The team that selected the winner of the 1995 mobile-phone licence competition did not follow the evaluation model it set out for itself. Also it appeared that the minister at the time, Mr Michael Lowry, "intervened in what was supposed to be a sealed process", counsel for the Moriarty tribunal said yesterday, writes Colm Keena
Mr Jerry Healy SC said that a major element of the evaluation model was dropped. This element had put the eventual winner, Esat Digifone, in third place and the eventual second-ranked bid, Persona, in first place.
He spent the day reading a statement in which he reviewed some of the evidence heard concerning the licence competition. He said he had been working on the statement up to late on Monday night.

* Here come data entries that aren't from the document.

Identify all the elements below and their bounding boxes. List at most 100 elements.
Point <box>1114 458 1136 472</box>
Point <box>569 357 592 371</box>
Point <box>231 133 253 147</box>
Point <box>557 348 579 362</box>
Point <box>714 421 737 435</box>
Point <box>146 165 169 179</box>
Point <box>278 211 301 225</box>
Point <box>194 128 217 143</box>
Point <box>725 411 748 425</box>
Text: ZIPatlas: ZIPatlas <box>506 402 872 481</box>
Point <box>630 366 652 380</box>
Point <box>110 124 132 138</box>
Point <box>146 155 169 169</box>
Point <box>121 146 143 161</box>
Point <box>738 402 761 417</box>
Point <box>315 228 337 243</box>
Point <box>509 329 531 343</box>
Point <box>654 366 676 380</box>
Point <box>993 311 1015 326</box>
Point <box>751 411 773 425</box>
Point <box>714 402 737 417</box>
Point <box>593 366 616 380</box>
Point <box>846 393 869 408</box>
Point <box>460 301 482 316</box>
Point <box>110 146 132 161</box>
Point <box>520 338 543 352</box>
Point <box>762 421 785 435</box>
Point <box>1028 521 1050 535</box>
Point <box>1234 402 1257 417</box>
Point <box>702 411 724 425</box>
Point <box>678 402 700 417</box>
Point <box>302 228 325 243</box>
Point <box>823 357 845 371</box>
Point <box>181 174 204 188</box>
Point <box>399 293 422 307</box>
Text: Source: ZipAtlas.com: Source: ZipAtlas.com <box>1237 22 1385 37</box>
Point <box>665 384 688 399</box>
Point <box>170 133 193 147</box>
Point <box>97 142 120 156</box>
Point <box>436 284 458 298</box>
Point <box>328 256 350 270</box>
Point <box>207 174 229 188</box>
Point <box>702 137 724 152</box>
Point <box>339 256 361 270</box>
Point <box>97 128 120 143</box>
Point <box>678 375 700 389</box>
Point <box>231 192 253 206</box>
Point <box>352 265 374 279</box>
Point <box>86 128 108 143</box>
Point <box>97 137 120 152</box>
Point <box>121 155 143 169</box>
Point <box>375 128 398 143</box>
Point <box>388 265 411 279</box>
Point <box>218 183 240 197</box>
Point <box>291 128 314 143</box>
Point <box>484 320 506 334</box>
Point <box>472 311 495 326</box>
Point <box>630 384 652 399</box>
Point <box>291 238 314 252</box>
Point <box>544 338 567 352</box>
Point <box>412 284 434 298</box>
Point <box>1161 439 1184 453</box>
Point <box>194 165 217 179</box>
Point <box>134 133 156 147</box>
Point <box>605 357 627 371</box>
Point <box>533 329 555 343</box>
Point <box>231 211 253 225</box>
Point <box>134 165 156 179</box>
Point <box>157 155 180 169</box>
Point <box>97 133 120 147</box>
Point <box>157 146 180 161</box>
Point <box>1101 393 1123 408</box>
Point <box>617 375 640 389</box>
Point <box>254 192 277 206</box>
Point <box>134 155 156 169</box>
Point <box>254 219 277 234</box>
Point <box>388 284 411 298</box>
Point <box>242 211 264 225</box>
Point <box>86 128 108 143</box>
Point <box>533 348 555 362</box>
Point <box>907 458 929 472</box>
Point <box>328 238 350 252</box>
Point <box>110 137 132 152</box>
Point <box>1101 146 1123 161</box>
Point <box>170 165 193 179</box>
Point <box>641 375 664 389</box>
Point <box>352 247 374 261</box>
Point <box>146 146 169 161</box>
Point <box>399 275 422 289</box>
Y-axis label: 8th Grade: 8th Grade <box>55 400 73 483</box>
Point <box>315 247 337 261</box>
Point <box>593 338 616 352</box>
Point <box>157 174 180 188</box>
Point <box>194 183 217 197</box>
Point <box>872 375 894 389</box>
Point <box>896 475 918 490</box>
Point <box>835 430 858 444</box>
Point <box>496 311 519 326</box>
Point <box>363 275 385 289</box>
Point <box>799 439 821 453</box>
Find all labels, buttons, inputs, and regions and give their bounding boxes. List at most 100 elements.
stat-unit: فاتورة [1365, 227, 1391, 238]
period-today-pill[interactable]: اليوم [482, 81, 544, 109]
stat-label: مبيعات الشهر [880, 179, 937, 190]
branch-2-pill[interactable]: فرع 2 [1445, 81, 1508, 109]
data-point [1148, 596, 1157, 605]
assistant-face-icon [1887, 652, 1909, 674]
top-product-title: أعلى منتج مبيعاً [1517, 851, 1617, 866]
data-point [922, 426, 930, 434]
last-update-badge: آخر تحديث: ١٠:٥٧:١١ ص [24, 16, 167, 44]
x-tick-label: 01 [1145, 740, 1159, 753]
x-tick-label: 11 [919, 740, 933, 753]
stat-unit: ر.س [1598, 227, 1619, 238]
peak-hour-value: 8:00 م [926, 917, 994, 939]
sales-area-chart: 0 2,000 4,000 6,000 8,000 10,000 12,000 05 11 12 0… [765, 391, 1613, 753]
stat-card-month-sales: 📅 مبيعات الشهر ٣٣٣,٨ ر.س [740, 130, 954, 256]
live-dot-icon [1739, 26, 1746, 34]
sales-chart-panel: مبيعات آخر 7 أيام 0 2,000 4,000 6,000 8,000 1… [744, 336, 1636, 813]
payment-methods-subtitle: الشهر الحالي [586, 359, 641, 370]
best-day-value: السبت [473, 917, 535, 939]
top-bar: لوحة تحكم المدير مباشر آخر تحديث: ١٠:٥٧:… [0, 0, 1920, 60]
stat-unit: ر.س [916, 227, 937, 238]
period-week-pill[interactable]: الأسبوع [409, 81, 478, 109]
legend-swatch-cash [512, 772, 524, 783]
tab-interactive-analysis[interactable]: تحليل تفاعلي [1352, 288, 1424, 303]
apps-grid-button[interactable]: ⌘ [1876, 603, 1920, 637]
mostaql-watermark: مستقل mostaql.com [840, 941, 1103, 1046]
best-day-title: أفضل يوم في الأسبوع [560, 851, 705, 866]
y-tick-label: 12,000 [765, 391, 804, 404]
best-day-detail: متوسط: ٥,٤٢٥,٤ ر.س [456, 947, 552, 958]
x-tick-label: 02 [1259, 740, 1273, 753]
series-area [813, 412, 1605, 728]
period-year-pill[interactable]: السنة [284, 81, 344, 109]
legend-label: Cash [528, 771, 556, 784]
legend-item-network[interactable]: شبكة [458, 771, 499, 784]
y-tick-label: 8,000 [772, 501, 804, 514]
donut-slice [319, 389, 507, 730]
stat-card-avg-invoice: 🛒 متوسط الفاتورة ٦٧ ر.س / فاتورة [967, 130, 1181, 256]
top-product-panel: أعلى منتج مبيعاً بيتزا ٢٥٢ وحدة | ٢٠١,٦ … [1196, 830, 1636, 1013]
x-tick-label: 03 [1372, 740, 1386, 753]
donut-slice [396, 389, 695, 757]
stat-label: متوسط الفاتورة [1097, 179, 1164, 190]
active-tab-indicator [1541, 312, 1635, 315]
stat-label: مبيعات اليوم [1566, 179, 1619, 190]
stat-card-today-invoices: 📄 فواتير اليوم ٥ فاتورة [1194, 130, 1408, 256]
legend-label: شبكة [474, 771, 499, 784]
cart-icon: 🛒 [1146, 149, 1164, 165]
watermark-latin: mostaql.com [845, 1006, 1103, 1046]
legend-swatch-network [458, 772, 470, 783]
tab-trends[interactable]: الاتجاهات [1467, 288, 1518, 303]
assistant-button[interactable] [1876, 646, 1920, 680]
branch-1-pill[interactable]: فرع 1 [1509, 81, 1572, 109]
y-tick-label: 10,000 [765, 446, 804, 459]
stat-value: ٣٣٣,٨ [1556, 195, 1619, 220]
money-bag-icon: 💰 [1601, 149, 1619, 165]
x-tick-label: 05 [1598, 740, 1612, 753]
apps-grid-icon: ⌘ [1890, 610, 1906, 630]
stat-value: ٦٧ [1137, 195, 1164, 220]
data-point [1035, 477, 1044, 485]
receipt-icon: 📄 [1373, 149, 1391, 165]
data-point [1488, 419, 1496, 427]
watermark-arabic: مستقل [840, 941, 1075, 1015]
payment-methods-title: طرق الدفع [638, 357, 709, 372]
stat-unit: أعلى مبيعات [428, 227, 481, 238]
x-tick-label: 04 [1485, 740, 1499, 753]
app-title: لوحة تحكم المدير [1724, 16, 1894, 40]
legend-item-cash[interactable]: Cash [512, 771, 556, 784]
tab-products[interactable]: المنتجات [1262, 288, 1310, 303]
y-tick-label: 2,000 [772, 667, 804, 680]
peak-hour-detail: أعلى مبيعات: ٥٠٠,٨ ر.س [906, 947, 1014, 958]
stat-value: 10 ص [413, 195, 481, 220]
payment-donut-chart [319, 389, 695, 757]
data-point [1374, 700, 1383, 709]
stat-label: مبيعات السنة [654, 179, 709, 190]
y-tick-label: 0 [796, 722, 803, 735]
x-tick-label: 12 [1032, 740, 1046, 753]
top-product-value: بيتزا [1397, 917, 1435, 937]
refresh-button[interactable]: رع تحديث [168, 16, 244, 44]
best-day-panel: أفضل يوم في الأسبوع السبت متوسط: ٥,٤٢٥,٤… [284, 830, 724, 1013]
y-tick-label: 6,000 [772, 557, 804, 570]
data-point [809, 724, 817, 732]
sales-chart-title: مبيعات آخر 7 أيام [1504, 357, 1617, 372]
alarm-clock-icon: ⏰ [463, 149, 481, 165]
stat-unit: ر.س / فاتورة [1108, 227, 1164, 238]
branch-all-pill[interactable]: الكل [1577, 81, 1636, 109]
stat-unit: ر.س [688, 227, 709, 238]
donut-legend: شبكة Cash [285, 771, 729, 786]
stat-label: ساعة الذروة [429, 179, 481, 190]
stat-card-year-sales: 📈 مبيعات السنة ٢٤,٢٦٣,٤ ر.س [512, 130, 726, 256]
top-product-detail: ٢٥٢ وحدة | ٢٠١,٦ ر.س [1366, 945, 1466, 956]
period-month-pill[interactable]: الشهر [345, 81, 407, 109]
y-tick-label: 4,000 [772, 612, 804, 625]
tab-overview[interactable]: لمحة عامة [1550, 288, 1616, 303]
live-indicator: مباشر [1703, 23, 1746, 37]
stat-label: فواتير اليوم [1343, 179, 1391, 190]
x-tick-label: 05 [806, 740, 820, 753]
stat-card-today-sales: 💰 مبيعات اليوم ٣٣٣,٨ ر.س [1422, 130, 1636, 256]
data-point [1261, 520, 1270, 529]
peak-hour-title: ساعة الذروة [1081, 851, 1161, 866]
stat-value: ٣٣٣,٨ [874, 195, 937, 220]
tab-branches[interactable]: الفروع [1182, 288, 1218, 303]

It is not clear why the statement was read out yesterday. The witness due to give evidence, civil servant Mr Sean McMahon, spent the day at the back of the tribunal room listening to Mr Healy.
Mr Healy set out what he said were areas of the licence competition that the tribunal would now be focusing on. After listing these areas, he said: "All of this should be viewed in circumstances where, from the information available, it would appear that the minister intervened in what was supposed to be a sealed process".
The tribunal has already heard that, in the final weeks of the process, Mr Lowry asked that the selection process be accelerated. At the time he was aware that Esat Digifone was the top ranked of the six bids received.
Mr Healy said the original intention of the assessment team was to conduct an evaluation process that involved two sorts of evaluations, quantitative and qualitative.
These two types of evaluation were to be compared, leading to a final result. The evaluation model was formally adopted by the evaluation team prior to the closing date for bids for the licence.
"The method proposed and formally adopted does not seem to have been used," Mr Healy said.
He said the team had not relied on the quantitative evaluations proposed and instead had selected the winner on the basis of the qualitative evaluations alone.
A report presented to the team in early October "purported" to be a draft final report rather than a draft report of the qualitative assessment.
The tribunal is in the second year of its inquiry into the phone licence competition. On Monday the Law Reform Commission published a consultation paper on changes in the way tribunals function.
o Carol Coulter, Legal Affairs Correspondent, writes: A High Court judge has expressed his concern that evidence emerging at the various tribunals currently sitting may be damaging Ireland's reputation abroad.
Mr Justice Smith, chairman of the Standards in Public Office Commission, says in an article in Public Affairs Ireland magazine that the damage is reflected in the fact that Ireland now ranks 23rd on the Corruption Perception Index, behind Chile and Hong Kong. "Evidence from the tribunals can be damaging when it comes to sustaining Ireland's reputation as a country where it is possible to conduct business in an environment which is not tainted by corruption," he writes.